We look in vain to find a way to reconcile the substitution of psychology with values and faith.  Though some have sought to join these together, the end result has always been that God has become merely an idea, religion condensed to sentiment, and the moment the defining factor in both doctrine and morality.  In the past we wondered who was upstairs.  Now we are no longer at all convinced that any personal being is there and so we are left to wonder what is upstairs -- the what of feeling, thought, desire, and idea.  In such a reality, there is little reason to argue over specificity since nothing can be known or proven on any factual or real level.  Coexist becomes the only path and, if hope endures, that coexist will become a more single and ordinary principle giving expression to the triumph of self.
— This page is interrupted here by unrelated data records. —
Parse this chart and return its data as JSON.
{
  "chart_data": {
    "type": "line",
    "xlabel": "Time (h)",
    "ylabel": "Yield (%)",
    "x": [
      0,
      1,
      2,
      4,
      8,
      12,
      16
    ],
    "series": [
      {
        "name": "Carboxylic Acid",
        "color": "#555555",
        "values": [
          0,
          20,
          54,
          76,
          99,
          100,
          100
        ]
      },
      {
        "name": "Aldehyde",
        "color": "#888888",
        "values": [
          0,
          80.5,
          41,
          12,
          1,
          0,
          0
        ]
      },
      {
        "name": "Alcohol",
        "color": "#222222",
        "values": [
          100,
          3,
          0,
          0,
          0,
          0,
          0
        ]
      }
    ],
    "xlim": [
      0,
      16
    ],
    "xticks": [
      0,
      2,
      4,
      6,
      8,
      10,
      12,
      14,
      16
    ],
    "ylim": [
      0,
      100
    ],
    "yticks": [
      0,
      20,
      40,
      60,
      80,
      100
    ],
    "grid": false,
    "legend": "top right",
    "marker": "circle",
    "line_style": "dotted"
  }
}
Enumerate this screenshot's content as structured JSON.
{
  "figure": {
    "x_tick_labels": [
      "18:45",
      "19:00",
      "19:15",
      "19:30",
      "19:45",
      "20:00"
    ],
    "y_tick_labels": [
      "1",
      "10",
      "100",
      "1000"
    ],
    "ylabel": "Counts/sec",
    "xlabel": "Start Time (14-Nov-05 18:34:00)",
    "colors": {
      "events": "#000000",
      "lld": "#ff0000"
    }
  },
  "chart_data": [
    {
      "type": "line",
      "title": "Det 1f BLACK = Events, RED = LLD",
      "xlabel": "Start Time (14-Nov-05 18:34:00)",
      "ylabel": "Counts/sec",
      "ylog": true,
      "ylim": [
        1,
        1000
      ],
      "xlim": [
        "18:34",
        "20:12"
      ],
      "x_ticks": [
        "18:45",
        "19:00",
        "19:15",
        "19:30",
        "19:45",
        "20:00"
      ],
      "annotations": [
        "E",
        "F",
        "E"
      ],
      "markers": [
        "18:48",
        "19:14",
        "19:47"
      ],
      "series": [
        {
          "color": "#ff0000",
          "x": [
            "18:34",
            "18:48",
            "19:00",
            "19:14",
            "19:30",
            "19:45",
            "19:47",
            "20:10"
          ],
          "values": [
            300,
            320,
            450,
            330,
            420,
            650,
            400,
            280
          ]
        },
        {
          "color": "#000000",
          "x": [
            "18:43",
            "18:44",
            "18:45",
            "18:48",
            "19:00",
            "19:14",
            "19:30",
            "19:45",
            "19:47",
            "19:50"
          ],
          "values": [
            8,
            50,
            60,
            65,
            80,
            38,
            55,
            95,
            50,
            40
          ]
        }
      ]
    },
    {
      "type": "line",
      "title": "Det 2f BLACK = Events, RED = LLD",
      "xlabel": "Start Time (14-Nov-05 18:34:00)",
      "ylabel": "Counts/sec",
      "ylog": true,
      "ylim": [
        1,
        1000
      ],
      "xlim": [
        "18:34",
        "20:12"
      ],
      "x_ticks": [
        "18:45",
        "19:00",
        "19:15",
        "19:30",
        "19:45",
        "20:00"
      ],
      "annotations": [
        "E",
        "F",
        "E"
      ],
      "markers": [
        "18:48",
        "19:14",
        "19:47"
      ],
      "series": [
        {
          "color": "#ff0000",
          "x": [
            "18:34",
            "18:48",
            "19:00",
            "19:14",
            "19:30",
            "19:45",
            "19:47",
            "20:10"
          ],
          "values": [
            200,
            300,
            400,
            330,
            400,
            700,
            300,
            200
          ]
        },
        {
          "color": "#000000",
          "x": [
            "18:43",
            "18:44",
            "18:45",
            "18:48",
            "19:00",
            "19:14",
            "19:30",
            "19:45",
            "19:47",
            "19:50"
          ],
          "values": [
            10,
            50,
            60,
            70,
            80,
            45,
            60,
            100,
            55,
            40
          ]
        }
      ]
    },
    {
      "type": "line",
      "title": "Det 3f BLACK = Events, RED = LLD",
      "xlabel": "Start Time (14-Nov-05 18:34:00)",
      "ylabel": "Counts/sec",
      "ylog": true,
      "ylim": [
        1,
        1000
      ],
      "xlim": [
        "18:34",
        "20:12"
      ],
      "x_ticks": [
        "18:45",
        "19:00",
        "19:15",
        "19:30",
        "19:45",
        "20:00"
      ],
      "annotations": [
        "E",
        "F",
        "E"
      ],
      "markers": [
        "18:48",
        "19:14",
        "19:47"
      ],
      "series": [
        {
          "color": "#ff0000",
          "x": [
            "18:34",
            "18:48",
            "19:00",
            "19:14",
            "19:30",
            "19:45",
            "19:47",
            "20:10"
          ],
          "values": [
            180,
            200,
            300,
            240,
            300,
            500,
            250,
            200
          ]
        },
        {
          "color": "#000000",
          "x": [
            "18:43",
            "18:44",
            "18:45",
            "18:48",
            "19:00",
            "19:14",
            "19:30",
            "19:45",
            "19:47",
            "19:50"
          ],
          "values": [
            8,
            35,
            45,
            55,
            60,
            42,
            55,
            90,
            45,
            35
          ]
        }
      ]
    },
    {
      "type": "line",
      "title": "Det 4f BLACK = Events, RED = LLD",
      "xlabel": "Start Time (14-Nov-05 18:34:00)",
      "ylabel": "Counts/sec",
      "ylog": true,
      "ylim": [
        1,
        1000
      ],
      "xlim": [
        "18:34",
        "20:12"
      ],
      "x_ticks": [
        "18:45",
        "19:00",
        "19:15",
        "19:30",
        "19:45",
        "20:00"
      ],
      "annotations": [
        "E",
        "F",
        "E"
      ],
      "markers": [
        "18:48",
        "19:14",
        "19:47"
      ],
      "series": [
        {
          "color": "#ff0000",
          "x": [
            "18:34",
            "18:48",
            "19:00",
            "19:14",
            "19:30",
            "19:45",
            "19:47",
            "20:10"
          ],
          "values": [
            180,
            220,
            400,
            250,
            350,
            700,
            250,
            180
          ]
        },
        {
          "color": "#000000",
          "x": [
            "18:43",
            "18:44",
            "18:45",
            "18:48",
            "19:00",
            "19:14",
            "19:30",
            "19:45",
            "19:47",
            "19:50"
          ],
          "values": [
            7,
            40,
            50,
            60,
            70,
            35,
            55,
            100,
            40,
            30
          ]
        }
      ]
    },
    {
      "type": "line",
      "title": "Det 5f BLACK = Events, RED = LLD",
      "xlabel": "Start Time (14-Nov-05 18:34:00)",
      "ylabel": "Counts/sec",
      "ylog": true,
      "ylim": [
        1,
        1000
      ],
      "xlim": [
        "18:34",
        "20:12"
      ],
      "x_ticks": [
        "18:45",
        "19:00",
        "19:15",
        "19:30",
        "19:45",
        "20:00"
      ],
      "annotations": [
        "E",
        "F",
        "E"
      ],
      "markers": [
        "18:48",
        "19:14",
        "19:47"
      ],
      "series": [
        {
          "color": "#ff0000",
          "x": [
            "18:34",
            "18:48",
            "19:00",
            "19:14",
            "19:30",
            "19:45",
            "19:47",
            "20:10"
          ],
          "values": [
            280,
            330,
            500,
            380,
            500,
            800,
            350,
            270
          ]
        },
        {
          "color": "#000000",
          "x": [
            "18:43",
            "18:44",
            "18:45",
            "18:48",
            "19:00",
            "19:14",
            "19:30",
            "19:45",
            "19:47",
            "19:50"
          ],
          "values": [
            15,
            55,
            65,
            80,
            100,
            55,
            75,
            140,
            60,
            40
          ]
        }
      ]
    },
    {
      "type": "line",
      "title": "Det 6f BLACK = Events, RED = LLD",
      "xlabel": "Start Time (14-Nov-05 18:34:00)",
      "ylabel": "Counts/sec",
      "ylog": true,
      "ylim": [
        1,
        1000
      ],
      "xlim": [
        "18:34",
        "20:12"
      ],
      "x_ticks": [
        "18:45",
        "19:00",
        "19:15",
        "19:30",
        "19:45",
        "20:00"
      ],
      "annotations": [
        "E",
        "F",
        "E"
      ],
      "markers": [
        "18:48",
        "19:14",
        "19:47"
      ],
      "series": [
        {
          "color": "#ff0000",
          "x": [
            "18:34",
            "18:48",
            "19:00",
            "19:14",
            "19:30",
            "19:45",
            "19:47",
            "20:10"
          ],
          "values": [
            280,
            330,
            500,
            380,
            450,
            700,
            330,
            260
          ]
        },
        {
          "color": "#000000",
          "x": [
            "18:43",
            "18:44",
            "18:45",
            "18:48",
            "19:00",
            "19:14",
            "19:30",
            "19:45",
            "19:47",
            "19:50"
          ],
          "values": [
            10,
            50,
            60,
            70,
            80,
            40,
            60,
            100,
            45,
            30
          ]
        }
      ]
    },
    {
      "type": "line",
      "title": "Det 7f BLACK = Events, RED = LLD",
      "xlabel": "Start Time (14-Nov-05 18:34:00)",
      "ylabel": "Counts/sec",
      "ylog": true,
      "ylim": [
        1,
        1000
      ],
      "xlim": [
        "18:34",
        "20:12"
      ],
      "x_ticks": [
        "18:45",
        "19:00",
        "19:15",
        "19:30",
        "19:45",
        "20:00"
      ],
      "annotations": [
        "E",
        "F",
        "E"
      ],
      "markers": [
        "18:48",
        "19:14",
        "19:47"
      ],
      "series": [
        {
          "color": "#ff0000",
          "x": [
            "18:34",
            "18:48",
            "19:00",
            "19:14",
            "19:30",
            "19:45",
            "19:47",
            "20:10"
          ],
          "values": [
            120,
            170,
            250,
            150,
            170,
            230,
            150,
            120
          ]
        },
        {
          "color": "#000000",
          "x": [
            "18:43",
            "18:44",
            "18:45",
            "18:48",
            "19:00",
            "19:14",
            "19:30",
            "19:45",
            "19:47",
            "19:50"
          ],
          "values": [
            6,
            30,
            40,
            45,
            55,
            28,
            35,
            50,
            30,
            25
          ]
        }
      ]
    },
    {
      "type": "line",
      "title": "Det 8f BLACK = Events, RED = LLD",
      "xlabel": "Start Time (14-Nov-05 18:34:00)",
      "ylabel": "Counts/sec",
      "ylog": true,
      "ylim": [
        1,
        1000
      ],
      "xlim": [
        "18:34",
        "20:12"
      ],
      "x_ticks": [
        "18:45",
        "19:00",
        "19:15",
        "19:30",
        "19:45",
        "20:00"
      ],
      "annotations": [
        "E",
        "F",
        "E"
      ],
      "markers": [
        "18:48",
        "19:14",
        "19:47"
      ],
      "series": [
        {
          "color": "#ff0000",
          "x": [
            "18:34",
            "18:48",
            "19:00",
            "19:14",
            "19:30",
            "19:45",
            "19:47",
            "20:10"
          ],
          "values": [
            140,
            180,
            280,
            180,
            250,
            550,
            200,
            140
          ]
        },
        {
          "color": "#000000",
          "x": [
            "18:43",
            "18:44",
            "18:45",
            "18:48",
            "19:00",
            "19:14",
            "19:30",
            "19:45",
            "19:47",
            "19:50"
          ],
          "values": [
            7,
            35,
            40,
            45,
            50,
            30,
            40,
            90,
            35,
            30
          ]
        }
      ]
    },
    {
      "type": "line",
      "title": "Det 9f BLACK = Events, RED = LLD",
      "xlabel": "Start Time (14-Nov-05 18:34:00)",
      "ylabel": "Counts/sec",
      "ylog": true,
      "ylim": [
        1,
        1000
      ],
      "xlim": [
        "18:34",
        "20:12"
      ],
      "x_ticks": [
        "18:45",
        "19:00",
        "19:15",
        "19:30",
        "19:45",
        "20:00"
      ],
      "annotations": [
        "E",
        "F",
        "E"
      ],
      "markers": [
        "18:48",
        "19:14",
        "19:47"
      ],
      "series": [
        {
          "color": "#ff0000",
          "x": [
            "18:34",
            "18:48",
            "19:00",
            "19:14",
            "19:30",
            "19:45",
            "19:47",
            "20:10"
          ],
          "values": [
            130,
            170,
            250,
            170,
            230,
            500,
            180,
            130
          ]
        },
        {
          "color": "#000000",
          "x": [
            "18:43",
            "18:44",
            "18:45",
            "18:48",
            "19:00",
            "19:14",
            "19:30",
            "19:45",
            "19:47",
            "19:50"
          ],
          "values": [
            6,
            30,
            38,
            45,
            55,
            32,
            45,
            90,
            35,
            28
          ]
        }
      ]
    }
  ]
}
The problem with this, of course, is that Christianity does not know a two storey universe.  It knows only one domain, the seen and unseen, in which the Father created all things, the Son has come in flesh to rescue, redeem, and restore what was lost to the Father, and the Spirit engenders both the awareness and faith in this saving act and instills the desire for communion with the Father and life ordered according to His will.  My point is that compromise will gain us nothing in a worldview that has eradicated God and truth and replaced it with feelings, desires, ideas, and pleasure.  We can do only one thing:  proclaim Jesus Christ and Him crucified!

2 comments:

ErnestO said...

Atheism is a strange thing. Even the devils never fell into that vice, for “the devils also believe and tremble” (James 2:19). Spurgeon

John Joseph Flanagan said...

Much truth in this article, and I suppose many people today may see God as "only an idea," as stated in the article. But what comes to my mind is the Christian gospel song by Johnny Cash, which is simply and aptly titled, "My God is Real." For millions of people He is real, and despite the false ideas, prideful assertions, cynicism, and reaches of psychology, philosophy, and psycho-babble, we withdraw from it all and say our prayers, sing our hymns of praise, and experience the same love and reverence as those of His followers who came before us. The mark of a true disciple of Jesus is being consistently on guard in our minds and hearts against the wickednesd and unbelief characteristic of this fallen world. We endure because He will guide us, and we have an enduring relationship with our Heavenly Father which will stand with us now and when we are laid in our graves.